General Character Tropes
- Anthropomorphic Food: Sekushii Beikon is a...piece of bacon.
- Big Screwed-Up Family: The Vippers, usually caused by either Teto Kasane or Sukone Tei. Doesn't mean they'll be the best of friends however.
- Bishōnen: Ted Kasane, Taya Soune, Rook, and a good share of male UTAU fit this category.
- Computer Voice: While this is technically true of all UTAU, Uta Utane stands out in that her voicebank was made 100% from a computer speech synthesis program, with no actual human voice actor providing the voice base. Depending on how she's used, she can range anywhere from Machine Monotone to having a surprising amount of emotion to her voice.

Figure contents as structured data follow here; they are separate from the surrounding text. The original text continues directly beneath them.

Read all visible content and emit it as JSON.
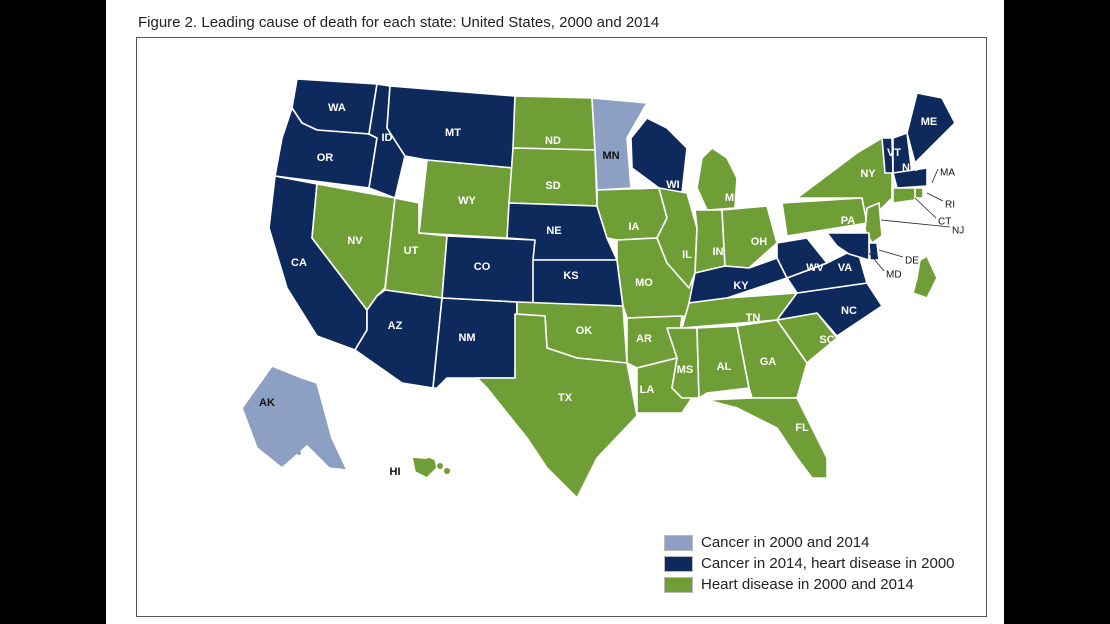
{
  "figure": {
    "title": "Figure 2. Leading cause of death for each state: United States, 2000 and 2014"
  },
  "colors": {
    "cancer_both": "#8d9fc2",
    "cancer_2014": "#0e2a5c",
    "heart_both": "#6f9e37"
  },
  "legend": [
    {
      "key": "cancer_both",
      "label": "Cancer in 2000 and 2014"
    },
    {
      "key": "cancer_2014",
      "label": "Cancer in 2014, heart disease in 2000"
    },
    {
      "key": "heart_both",
      "label": "Heart disease in 2000 and 2014"
    }
  ],
  "states": {
    "WA": "cancer_2014",
    "OR": "cancer_2014",
    "CA": "cancer_2014",
    "ID": "cancer_2014",
    "NV": "heart_both",
    "MT": "cancer_2014",
    "WY": "heart_both",
    "UT": "heart_both",
    "AZ": "cancer_2014",
    "CO": "cancer_2014",
    "NM": "cancer_2014",
    "ND": "heart_both",
    "SD": "heart_both",
    "NE": "cancer_2014",
    "KS": "cancer_2014",
    "OK": "heart_both",
    "TX": "heart_both",
    "MN": "cancer_both",
    "IA": "heart_both",
    "MO": "heart_both",
    "AR": "heart_both",
    "LA": "heart_both",
    "WI": "cancer_2014",
    "IL": "heart_both",
    "MI": "heart_both",
    "IN": "heart_both",
    "OH": "heart_both",
    "KY": "cancer_2014",
    "TN": "heart_both",
    "MS": "heart_both",
    "AL": "heart_both",
    "GA": "heart_both",
    "FL": "heart_both",
    "SC": "heart_both",
    "NC": "cancer_2014",
    "VA": "cancer_2014",
    "WV": "cancer_2014",
    "PA": "heart_both",
    "NY": "heart_both",
    "VT": "cancer_2014",
    "NH": "cancer_2014",
    "ME": "cancer_2014",
    "MA": "cancer_2014",
    "RI": "heart_both",
    "CT": "heart_both",
    "NJ": "heart_both",
    "DE": "cancer_2014",
    "MD": "cancer_2014",
    "DC": "heart_both",
    "AK": "cancer_both",
    "HI": "heart_both"
  }
}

- Canon Immigrant: Teto, who started as an April's Fools Joke and became an UTAU. Also, the Macne Family, as well as Acme Iku, the Default family and Loline Com, weren't originally UTAU. Macne Family were originally intended for Mac, Acme Iku was originally from a hentai Flash app with a plethora of ero sounds, Defoko and her siblings were from AquesTalk, and Loline Com had his own editor, which looked like a prototype of UTAU, even with similar mechanics.

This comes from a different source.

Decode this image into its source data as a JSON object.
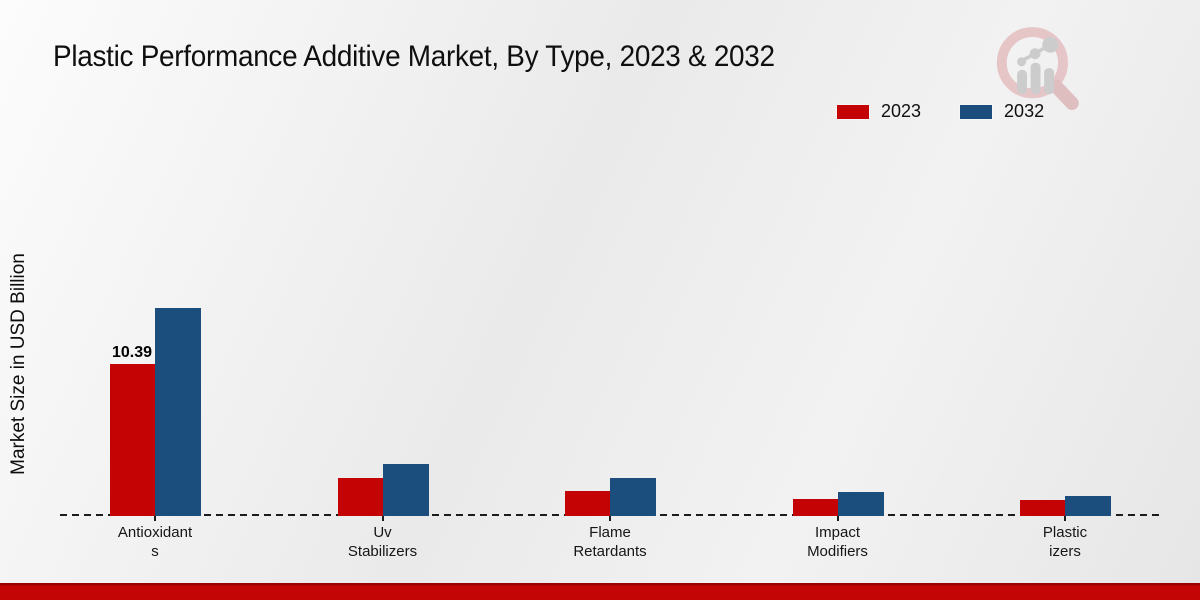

- Gender Bender: Some UTAU have two voicebanks, one male and one female. Also, around 70% of all UTAU voicebanks get a genderbent of some sort (sometimes, an older/younger counterpart of the same gender as well, which also uses the gender factor flag). The most famous are:
- Kasane Teto - Kasane Ted
- Sukone Tei - Sukone Teiru
- Nagone Mako - Nagone Makoto
- Suiga Sora - Suiga Sara
- Macne Nana - Macne Nanao/Macne Shichi (and sometimes, Macne Nana Petit as the younger counterpart)
- Acme Iku - Acme Ikuo
- Teira - Mashuu (and Tiramisu as the younger counterpart)
- Hartman Hips: Exaggerated with Hana Chikako.
- Instant Awesome, Just Add Ninja: Nagone Mako is the most notable example of this trope.
- Ridiculously Cute Critter: InuHebi.
- Trademark Favorite Food: Many UTAU have those. Momo got peaches, Teto got the French bread, Sora got the curry, Yufu got castella cake...
- Tsundere: Kasane Teto is regarded as a Type B. There are enough tsundere UTAU to make a list of its own.
- Troll: Some UTAU are made for this exact purpose; the most famous being the VIPPERloids Kasane Teto, Yokune Ruko and Namine Ritsu, who are April's Fools jokes from 2ch.
- Tei Sukone, also from 2ch, is another example. Her unoriginal design is a Take That at everyone whose UTAU bank's outfit is a Palette Swap of Miku's, her personality is a Take That at fan characters who love Len and hate Miku, and her sharingan is a Take That to Naruto fan characters who have it. Unlike Teto and the other VIPPERloids, however, she is immensely hated by the Fan Dumb who don't realize that she was MADE for trolling.
- Spotlight-Stealing Squad: Due to a combination of attempts to pass them off as "official" Vocaloids and the sheer amount of voicebanks created on a daily basis, only the VIPPERloids tend to be relatively well know outside, and even inside, the UTAU fandom, with Teto being viewed as the unofficial mascot of the program.
- Wholesome Crossdresser: Ritsu is the most notable example of such, although there are quite a few crossdressing characters.
- Yandere: As with Tsundere UTAU, there are many UTAU who fit this character type; Tei Sukone and Amagaku are two popular examples.
Original Song Tropes
- Amazon Brigade: Teto's "Confront, You Look So Cool!" has Teto putting together a team of UTA Us, almost all of whom are girls. The only exception is Sora Suiga.
- And I Must Scream: The premise of Time Glass, as explained in the author's comments.As some of you will remember from the original Grimm fairytale, the poison did not actually kill Snow White, it simply incapacitated her. In a way, she was in a coma for years until her prince found her. So, my concept was, what if she was conscious during that whole time, locked inside a glass coffin with no way to speak, or move, with only her thoughts as company. Thus this song was born.
- Driven to Suicide: One of the various interpretations given to Sky High.
- Kids Are Cruel: In Daughter of an Evil Spirit, kids made fun of Teto because she had wings on her back and red eyes. Although, adults joined on it.
- Senseless Sacrifice: Again, Daughter of an Evil Spirit. Although, it wasn't senseless on her part, but on those who sacrificed her. The volcano still was active after she was sacrificed to it.